Hospice services can offer some peace at the end of life, helping to relieve pain and providing emotional support. But a new government report highlights the ways in which some hospices cheat Medicare and neglect patients. NPR's Ina Jaffe has the story.

INA JAFFE, BYLINE: In 2016, Medicare paid hospice providers $16.7 billion. And hospices are not paid for each individual service. They're paid by the day.

NANCY HARRISON: Regardless of the number of services they provide and regardless of the quality of care they provide.

JAFFE: That's Nancy Harrison. She's a deputy regional inspector general in the Department of Health and Human Services and the lead author of the new report. While patients can generally count on hospice to relieve their suffering, the report shows sometimes patient needs have been ignored.

HARRISON: We found that hospices provide fewer services on the weekends than during the week - far fewer, actually. And patients would have pain on weekends just as well as they have it on weekdays.

JAFFE: The report even found that one hospice billed Medicare without ever visiting the patient. They called his family to find out how he was. Researchers also discovered that some hospice providers appeared to seek out patients in nursing homes or assisted living. Those settings allowed them to bill Medicare for a level of service that some patients didn't need but costs the government almost four times more than basic in-home care. So, Harrison says, in 2012, for example...

HARRISON: That cost Medicare $268 million.

JAFFE: Then there are hospice companies that make money by outright fraud. Department of Health and Human Services special agent Derrick Jackson recalls a case where a Mississippi hospice owner signed up clients who were not terminally ill and didn't qualify for hospice. The owner was sentenced to nearly six years in prison and had to pay back almost $8 million. Jackson says the patients in this case didn't even know they'd enrolled in hospice.

DERRICK JACKSON: Oftentimes, these hospice owners will market themselves as, we will clean your house for free. A lot of times, people just want company. Right? You have elderly folks that no one comes to see them, and they want somebody to come over and sit down and talk with them.
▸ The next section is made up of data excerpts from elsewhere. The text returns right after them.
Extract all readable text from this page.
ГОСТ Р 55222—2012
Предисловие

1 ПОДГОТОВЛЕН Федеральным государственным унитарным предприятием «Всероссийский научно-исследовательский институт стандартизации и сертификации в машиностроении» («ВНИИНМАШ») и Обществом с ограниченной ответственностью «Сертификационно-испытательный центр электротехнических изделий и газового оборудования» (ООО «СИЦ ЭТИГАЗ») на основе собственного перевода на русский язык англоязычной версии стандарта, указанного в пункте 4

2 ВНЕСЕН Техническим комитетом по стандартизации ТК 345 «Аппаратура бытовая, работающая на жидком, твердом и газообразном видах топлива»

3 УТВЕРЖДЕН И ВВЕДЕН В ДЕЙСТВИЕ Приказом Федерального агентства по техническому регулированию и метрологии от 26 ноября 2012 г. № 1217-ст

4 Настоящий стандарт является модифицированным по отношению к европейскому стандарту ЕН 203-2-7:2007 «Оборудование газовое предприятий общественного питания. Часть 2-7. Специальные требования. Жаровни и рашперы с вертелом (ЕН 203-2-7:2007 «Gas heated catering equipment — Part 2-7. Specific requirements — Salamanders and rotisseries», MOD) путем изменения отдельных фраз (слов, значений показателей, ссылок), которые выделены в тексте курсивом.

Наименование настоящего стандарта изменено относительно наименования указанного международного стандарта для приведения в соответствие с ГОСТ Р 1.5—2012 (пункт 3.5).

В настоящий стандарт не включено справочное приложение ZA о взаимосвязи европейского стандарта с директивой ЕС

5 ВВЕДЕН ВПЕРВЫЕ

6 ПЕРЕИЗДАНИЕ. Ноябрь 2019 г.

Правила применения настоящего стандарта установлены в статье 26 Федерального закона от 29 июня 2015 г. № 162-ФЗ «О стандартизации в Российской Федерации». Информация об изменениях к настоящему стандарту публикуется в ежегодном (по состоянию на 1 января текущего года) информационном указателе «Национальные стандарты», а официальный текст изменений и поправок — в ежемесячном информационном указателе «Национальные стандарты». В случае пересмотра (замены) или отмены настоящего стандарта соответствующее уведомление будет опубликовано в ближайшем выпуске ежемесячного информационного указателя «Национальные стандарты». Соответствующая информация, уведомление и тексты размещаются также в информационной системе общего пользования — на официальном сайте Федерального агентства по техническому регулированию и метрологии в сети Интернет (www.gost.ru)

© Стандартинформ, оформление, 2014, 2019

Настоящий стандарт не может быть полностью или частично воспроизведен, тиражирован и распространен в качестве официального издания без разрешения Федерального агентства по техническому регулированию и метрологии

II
JAFFE: The inspector general's report has 15 recommendations for improving the system. Basically, they say CMS, the Centers for Medicare and Medicaid Services, should analyze more data to ferret out scams and share that information with inspectors and the public. CMS declined NPR's request for an interview. But in a letter to the inspector general, the agency's head, Seema Verma, rejected more than half of the recommendations. CMS also released a statement saying, in part, that the agency is aggressively focused on reducing and eliminating fraud, waste and abuse. Nancy Harrison, the report's lead author, says that it's crucial for the government to get this right.

HARRISON: Because hospice is eventually going to touch us all.

JAFFE: And when that time comes, no one wants it to be harder than necessary.

Ina Jaffe, NPR News.

[POST-BROADCAST CORRECTION: In the audio version of this report, Derrick Jackson is referred to as a special agent with the U.S. Department of Health and Human Services. In fact, his title is special agent in charge.]